Given: Three non-collinear points P, Q and R. 

To prove: A circle passes through these three points P, Q and R, and such circle is one and only one.

Construction: Join PQ and QR. Their perpendicular bisectors AL and BM intersect at O. 

Join OP, OQ and OR. 

Proof: ∵ Point O is at the perpendicular bisector of chord PQ. 

∴ OP = OQ …(i) 

Similarly O is at the perpendicular bisector of chord QR 

=> OQ = OR …(ii) 

From Eqn. (i) & (ii) 

OP = OQ = OR = r (Let) 

Now taking O as a centre and r radius if we draw a circle it will pass through all three points P, Q and R, i.e., P, Q and R exist on the circumference of the circle. 

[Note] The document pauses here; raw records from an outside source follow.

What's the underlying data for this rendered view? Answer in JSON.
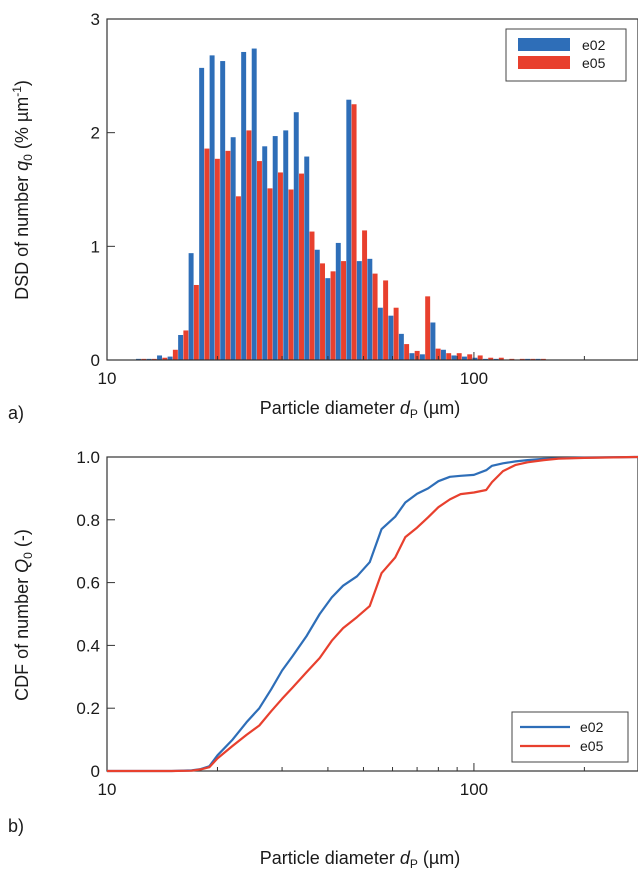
{
  "chart_data": [
    {
      "panel_label": "a)",
      "type": "bar",
      "xscale": "log",
      "xlim": [
        10,
        280
      ],
      "ylim": [
        0,
        3
      ],
      "xticks": [
        {
          "v": 10,
          "label": "10"
        },
        {
          "v": 100,
          "label": "100"
        }
      ],
      "yticks": [
        {
          "v": 0,
          "label": "0"
        },
        {
          "v": 1,
          "label": "1"
        },
        {
          "v": 2,
          "label": "2"
        },
        {
          "v": 3,
          "label": "3"
        }
      ],
      "xlabel": {
        "pre": "Particle diameter ",
        "var": "d",
        "sub": "P",
        "post": " (µm)"
      },
      "ylabel": {
        "pre": "DSD of number ",
        "var": "q",
        "sub": "0",
        "post": " (% µm",
        "sup": "-1",
        "end": ")"
      },
      "legend": {
        "position": "top-right",
        "frame": true
      },
      "bin_ratio": 1.0682,
      "bins": [
        12.4,
        13.25,
        14.15,
        15.12,
        16.15,
        17.25,
        18.43,
        19.68,
        21.03,
        22.46,
        23.99,
        25.63,
        27.38,
        29.24,
        31.24,
        33.37,
        35.64,
        38.07,
        40.67,
        43.44,
        46.41,
        49.57,
        52.95,
        56.57,
        60.42,
        64.54,
        68.95,
        73.65,
        78.67,
        84.04,
        89.77,
        95.89,
        102.4,
        109.4,
        116.9,
        124.9,
        133.4,
        142.5,
        152.2,
        162.6,
        173.7,
        185.5,
        198.2,
        211.7,
        226.1
      ],
      "series": [
        {
          "name": "e02",
          "color": "#2e6eb8",
          "values": [
            0.01,
            0.01,
            0.04,
            0.03,
            0.22,
            0.94,
            2.57,
            2.68,
            2.63,
            1.96,
            2.71,
            2.74,
            1.88,
            1.97,
            2.02,
            2.18,
            1.79,
            0.97,
            0.72,
            1.03,
            2.29,
            0.87,
            0.89,
            0.46,
            0.39,
            0.23,
            0.06,
            0.05,
            0.33,
            0.09,
            0.04,
            0.03,
            0.02,
            0.01,
            0.01,
            0.0,
            0.0,
            0.01,
            0.01,
            0.0,
            0.0,
            0.0,
            0.0,
            0.0,
            0.0
          ]
        },
        {
          "name": "e05",
          "color": "#e8402e",
          "values": [
            0.01,
            0.01,
            0.02,
            0.09,
            0.26,
            0.66,
            1.86,
            1.77,
            1.84,
            1.44,
            2.02,
            1.75,
            1.51,
            1.65,
            1.5,
            1.64,
            1.13,
            0.85,
            0.78,
            0.87,
            2.25,
            1.14,
            0.76,
            0.7,
            0.46,
            0.14,
            0.08,
            0.56,
            0.1,
            0.06,
            0.06,
            0.05,
            0.04,
            0.02,
            0.02,
            0.01,
            0.01,
            0.01,
            0.01,
            0.0,
            0.0,
            0.0,
            0.0,
            0.0,
            0.0
          ]
        }
      ]
    },
    {
      "panel_label": "b)",
      "type": "line",
      "xscale": "log",
      "xlim": [
        10,
        280
      ],
      "ylim": [
        0,
        1
      ],
      "xticks": [
        {
          "v": 10,
          "label": "10"
        },
        {
          "v": 100,
          "label": "100"
        }
      ],
      "yticks": [
        {
          "v": 0,
          "label": "0"
        },
        {
          "v": 0.2,
          "label": "0.2"
        },
        {
          "v": 0.4,
          "label": "0.4"
        },
        {
          "v": 0.6,
          "label": "0.6"
        },
        {
          "v": 0.8,
          "label": "0.8"
        },
        {
          "v": 1,
          "label": "1.0"
        }
      ],
      "xlabel": {
        "pre": "Particle diameter ",
        "var": "d",
        "sub": "P",
        "post": " (µm)"
      },
      "ylabel": {
        "pre": "CDF of number ",
        "var": "Q",
        "sub": "0",
        "post": " (-)"
      },
      "legend": {
        "position": "bottom-right",
        "frame": true
      },
      "series": [
        {
          "name": "e02",
          "color": "#2e6eb8",
          "x": [
            10,
            15,
            17,
            18,
            19,
            20,
            22,
            24,
            26,
            28,
            30,
            32,
            35,
            38,
            41,
            44,
            48,
            52,
            56,
            61,
            65,
            70,
            75,
            80,
            86,
            92,
            100,
            108,
            112,
            120,
            130,
            140,
            155,
            170,
            200,
            280
          ],
          "y": [
            0,
            0,
            0.002,
            0.006,
            0.015,
            0.05,
            0.1,
            0.155,
            0.2,
            0.26,
            0.32,
            0.365,
            0.43,
            0.5,
            0.553,
            0.59,
            0.62,
            0.665,
            0.77,
            0.81,
            0.855,
            0.883,
            0.9,
            0.923,
            0.937,
            0.94,
            0.943,
            0.958,
            0.972,
            0.98,
            0.986,
            0.99,
            0.994,
            0.996,
            0.998,
            1.0
          ]
        },
        {
          "name": "e05",
          "color": "#e8402e",
          "x": [
            10,
            15,
            17,
            18,
            19,
            20,
            22,
            24,
            26,
            28,
            30,
            32,
            35,
            38,
            41,
            44,
            48,
            52,
            56,
            61,
            65,
            70,
            75,
            80,
            86,
            92,
            100,
            108,
            112,
            120,
            130,
            140,
            155,
            170,
            200,
            280
          ],
          "y": [
            0,
            0,
            0.001,
            0.005,
            0.012,
            0.04,
            0.08,
            0.115,
            0.145,
            0.19,
            0.23,
            0.265,
            0.315,
            0.36,
            0.415,
            0.455,
            0.49,
            0.525,
            0.63,
            0.68,
            0.745,
            0.775,
            0.808,
            0.84,
            0.865,
            0.882,
            0.887,
            0.895,
            0.92,
            0.955,
            0.975,
            0.983,
            0.99,
            0.995,
            0.997,
            1.0
          ]
        }
      ]
    }
  ]
}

Now let another circle be (O’, s) which pass through points P, Q and R and perpendicular bisectors of PQ and QR i.e., AL and BM passes through the centre O’. 

But the intersection point of AL and BM is O. i.e. 

O’ and O coincide each other or O and O’ are the same point 

∴ OP = r and OP’ = s and O and O’ are coincide => r = s. 

=> C (O, r) = C (O’, s) 

=> There is one and only one circle through which three non-collinear points P, Q and R pass. 

=> There is one and only one circle passing through three given non-collinear points.